И тем более обидно: ради спектакля я и от наряда освободился. Володька Утехин подменил — он тоже «вицарь», правда, не «старший». А теперь труби в воскресенье…
А глаза «химички» на уроках — лёд. Она будто не видит и вовсе не знает нас. Я только и мог встретиться с ней там, на сцене, а теперь всё погорело, всё безнадёжно… Чёрт его дёрнул, этого Саньку, наложить руки на Фроськны прелести, хватило же решимости! А так про него и не скажешь, стеснителен, всем везде и всюду «извините, пожалуйста»… Правда, плотно бильярдной вырисованности груди эти — бесспорно, тόковые, высокого электрического накала. В секунду целую роту сбивают с правильного шага…
Разве я солдат, воин? Я весь из противоречий и слабостей. Каменная однозначность в чувствах недостижима. Я совсем другой. И этого другого я презираю…
А попробуй, не сбейся, у каждого ведь всего два глаза…
По пятницам, чтобы ни случилось, а в училище торжественная проверка: зимой — по три роты в актовом зале в разное время. А вот, весной, летом и осенью — на плацу. Сходятся все роты. Первая выпускная на правом фланге. Появляется дежурный по училищу и принимает доклады командиров рот. Роты при этом не шелохнутся.
Следует команда дежурного и появляется знамя училища в сопровождении знамённого взвода. Он с боевыми карабинами за плечом. Оркестр играет марш.
И вот идёт начальник училища. Оркестр азартно исполняет встречный марш и с первыми словами доклада дежурного по училищу смолкает, ровно обрезанный. Всё училище, как единый механизм: ни шевеления, ни шёпота — безмолвные шеренги суворовцев с ротными и взводными офицерами на правом фланге каждой роты и взвода.

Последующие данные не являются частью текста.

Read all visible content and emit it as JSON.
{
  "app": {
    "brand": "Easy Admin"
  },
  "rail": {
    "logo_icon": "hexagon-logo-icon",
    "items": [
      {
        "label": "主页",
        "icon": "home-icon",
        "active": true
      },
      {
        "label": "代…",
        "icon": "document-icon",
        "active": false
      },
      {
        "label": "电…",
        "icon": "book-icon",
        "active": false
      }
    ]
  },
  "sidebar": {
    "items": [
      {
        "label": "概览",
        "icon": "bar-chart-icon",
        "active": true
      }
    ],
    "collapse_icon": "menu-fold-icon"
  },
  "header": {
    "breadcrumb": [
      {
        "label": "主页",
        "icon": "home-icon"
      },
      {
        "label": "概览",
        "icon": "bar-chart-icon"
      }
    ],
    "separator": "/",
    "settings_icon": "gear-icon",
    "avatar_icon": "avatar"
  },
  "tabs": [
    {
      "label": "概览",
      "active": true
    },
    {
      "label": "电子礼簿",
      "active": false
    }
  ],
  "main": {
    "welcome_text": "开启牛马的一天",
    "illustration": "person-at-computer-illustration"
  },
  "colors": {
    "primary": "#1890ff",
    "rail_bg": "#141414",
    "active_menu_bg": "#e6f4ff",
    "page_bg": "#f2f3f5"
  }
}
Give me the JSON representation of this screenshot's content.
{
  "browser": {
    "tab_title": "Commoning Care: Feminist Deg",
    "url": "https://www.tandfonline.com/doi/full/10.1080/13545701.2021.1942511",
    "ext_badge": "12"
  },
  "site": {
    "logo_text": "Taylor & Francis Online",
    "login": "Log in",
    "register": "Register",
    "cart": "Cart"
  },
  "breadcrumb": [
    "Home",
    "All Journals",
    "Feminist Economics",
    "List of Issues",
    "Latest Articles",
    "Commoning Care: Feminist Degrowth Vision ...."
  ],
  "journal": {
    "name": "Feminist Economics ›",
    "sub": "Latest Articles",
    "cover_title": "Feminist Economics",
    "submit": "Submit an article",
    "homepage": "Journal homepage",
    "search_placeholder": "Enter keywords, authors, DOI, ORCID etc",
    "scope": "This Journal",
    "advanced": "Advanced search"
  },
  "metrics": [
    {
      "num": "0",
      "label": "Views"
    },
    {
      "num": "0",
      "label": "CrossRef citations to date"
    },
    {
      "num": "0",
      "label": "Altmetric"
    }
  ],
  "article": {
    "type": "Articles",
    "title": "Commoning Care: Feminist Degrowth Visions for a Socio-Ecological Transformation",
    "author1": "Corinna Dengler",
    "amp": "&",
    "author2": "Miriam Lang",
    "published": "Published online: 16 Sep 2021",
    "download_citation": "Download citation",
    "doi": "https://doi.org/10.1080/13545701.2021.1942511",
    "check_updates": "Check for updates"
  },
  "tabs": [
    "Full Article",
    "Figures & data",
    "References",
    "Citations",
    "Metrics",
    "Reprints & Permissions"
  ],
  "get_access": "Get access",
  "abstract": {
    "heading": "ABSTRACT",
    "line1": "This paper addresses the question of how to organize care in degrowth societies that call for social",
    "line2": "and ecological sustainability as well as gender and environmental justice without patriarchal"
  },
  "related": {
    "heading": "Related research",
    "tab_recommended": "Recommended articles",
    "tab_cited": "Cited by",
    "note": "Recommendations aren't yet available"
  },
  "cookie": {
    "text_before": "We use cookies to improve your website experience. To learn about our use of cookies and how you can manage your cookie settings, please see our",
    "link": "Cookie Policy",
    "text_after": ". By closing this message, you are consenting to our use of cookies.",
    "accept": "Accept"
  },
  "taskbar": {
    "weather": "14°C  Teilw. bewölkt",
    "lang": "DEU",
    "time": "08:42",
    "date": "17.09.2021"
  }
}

Начальник училища здоровается, и роты на одном дыхании вылаивают: «Здравия желаем, товарищ генерал!» Нам радостно от того, что мы все — вместе, что вместе мы — сила и что отвечаем так ловко и быстро.
— Вольно, — говорит генерал.
— Вольно! — выкрикивает команду на весь плац дежурный по училищу.
— Командиры рот, ко мне, — приказывает генерал.
В этот раз вместе с генералом и начальник учебной части полковник Филимонов. Он стоит, как положено, на полшага сзади начальника училища, отдавая этим должное своему начальнику. Полковник как всегда прям, будто в корсете, и бесстрастен. Начищенные шпоры отливают серебром.
— Командиры рот, к начальнику училища! — выкрикивает дежурный.